Virus-hit Europe must 'go further, act stronger' to boost economy: France

Mariëtte Le Roux, Agence France-Presse

Posted at Apr 02 2020 08:47 PM


PARIS - France's finance minister urged European nations on Thursday to "go further and act stronger" to help each other's economies recover from the ravages of the coronavirus crisis.

Europe should deploy all existing crisis instruments, Bruno Le Maire said, reiterating his country's call for a common fund to help the hardest-hit nations.

He said a lack of solidarity now could threaten the European Union's very survival.

"In this crisis... either Europe stays true to its political roots and it will thrive, or Europe gives in to panic and national selfishness and it will disappear," Le Maire said in a press conference broadcast via Twitter.

These roots are solidarity, security and human dignity, he said.

"There is one single political question: Shall we stand together or not?

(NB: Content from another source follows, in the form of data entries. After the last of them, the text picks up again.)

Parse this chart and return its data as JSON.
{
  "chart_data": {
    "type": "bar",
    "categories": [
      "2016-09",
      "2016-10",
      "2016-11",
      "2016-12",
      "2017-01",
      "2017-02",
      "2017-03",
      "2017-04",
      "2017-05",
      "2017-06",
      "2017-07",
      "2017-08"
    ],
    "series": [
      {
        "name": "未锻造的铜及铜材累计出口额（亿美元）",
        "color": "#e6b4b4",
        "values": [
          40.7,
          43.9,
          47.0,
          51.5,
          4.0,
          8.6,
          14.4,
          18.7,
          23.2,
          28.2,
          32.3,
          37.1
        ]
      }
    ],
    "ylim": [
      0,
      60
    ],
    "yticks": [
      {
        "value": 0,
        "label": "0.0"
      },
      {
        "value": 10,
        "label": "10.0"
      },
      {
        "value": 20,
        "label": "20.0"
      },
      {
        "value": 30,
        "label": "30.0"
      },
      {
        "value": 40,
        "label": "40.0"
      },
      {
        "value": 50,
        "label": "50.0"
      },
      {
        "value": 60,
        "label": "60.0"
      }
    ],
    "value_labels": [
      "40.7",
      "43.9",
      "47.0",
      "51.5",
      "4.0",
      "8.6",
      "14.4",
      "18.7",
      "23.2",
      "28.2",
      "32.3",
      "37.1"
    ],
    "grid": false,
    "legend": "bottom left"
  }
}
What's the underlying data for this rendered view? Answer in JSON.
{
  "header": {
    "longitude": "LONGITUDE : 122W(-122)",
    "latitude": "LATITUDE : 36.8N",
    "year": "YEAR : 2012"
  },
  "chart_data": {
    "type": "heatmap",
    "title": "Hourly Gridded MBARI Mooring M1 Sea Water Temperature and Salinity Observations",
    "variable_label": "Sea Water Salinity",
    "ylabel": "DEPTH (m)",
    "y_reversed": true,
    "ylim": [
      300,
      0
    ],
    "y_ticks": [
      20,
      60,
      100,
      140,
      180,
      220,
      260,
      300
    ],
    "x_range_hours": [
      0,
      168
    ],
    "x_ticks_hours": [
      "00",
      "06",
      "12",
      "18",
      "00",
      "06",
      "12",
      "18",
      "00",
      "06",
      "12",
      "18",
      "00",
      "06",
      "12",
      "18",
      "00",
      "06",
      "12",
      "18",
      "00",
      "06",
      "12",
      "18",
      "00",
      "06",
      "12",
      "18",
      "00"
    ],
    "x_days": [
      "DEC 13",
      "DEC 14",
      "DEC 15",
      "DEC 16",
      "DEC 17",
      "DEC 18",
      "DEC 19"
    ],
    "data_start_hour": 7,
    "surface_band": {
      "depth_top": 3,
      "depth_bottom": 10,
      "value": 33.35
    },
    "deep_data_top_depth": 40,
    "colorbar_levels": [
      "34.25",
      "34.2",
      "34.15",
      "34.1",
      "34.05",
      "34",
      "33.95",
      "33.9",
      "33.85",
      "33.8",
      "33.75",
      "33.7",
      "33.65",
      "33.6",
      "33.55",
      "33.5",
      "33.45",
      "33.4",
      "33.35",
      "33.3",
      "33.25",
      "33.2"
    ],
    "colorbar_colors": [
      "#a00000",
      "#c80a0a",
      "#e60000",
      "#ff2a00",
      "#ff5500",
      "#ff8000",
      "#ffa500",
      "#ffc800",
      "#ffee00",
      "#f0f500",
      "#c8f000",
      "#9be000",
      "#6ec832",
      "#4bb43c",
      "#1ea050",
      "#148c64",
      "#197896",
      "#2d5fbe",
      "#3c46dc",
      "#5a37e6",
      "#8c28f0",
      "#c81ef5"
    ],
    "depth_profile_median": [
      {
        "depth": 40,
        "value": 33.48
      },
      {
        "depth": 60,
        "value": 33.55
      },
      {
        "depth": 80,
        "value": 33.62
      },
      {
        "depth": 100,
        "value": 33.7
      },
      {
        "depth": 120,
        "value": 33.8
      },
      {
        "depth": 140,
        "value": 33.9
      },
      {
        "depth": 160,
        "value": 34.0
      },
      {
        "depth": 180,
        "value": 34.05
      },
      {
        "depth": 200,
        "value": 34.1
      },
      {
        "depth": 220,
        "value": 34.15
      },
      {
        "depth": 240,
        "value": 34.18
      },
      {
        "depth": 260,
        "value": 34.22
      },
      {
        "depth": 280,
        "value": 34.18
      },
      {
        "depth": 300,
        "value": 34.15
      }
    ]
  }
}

Shall we stand together as a unified continent to face the long-term and dramatic consequences of the economic crisis or shall we give to the world the sad image of a continent divided?"

Le Maire said Europe's economic recovery from the unprecedented health crisis that has halted planes and trains, shuttered factories and pushed hospitals to the brink, "will be long, drawn out, difficult and costly".

"The EU now needs to go further and act stronger to support our economies," he said.

Possible steps included activating the European Stability Mechanism, which provides loans to countries in difficulty, "with light conditionalities and without any stigma."

LEGITIMATE PROTECTION

Le Maire also proposed activating 200 billion euros ($219 billion) worth of financing from the European Investment Bank, and a 100 billion euro "unemployment reinsurance scheme" so countries can help people facing temporary layoffs.

But the EU should also reflect on long-term instruments to quickly restart the economy after the crisis, he said.

France's is pushing for a joint fund to help EU countries kickstart their economic recovery and bolster healthcare capacities over a five- to ten-year period.

Such a fund, operated by the European Commission, would issue bonds with the joint guarantee of all EU member states, Le Maire said.

He declined to specify any targeted amount for the fund, but said it could be financed through a special "solidarity tax" or national reimbursements.

"Europe needs solidarity. Solidarity means common financial means... Solidarity means to be able to pool our resources to cope with the aftermath of the crisis," he said.

The pandemic had also underlined the need for Europe's economic sovereignty, he said, to reduce its dependence on other countries for strategic goods and services.

"This pandemic is a unique occasion to reflect collectively on how to reorganize value chains and how to relocate some key activities. It is a unique occasion to reflect on the necessary investments for the health sector and how to better protect our borders."

"We should not be scared of the word protection," he added. "Protection is not the same as protectionism. Protection is a legitimate defense of our most strategic economic assets."

Le Maire also said it was time for a new European industrial policy.

"With this crisis the European Union has a historical opportunity to become an economic and political superpower between the United States and China. The EU should seize this opportunity and seize it right now."

But Europe also has a responsibility to help prevent tragedy in developing countries yet to feel the brunt of the outbreak, especially in Africa.

France would support the creation of special fund of about $500 billion, Le Maire said, as well as a moratorium on debt for the poorest countries.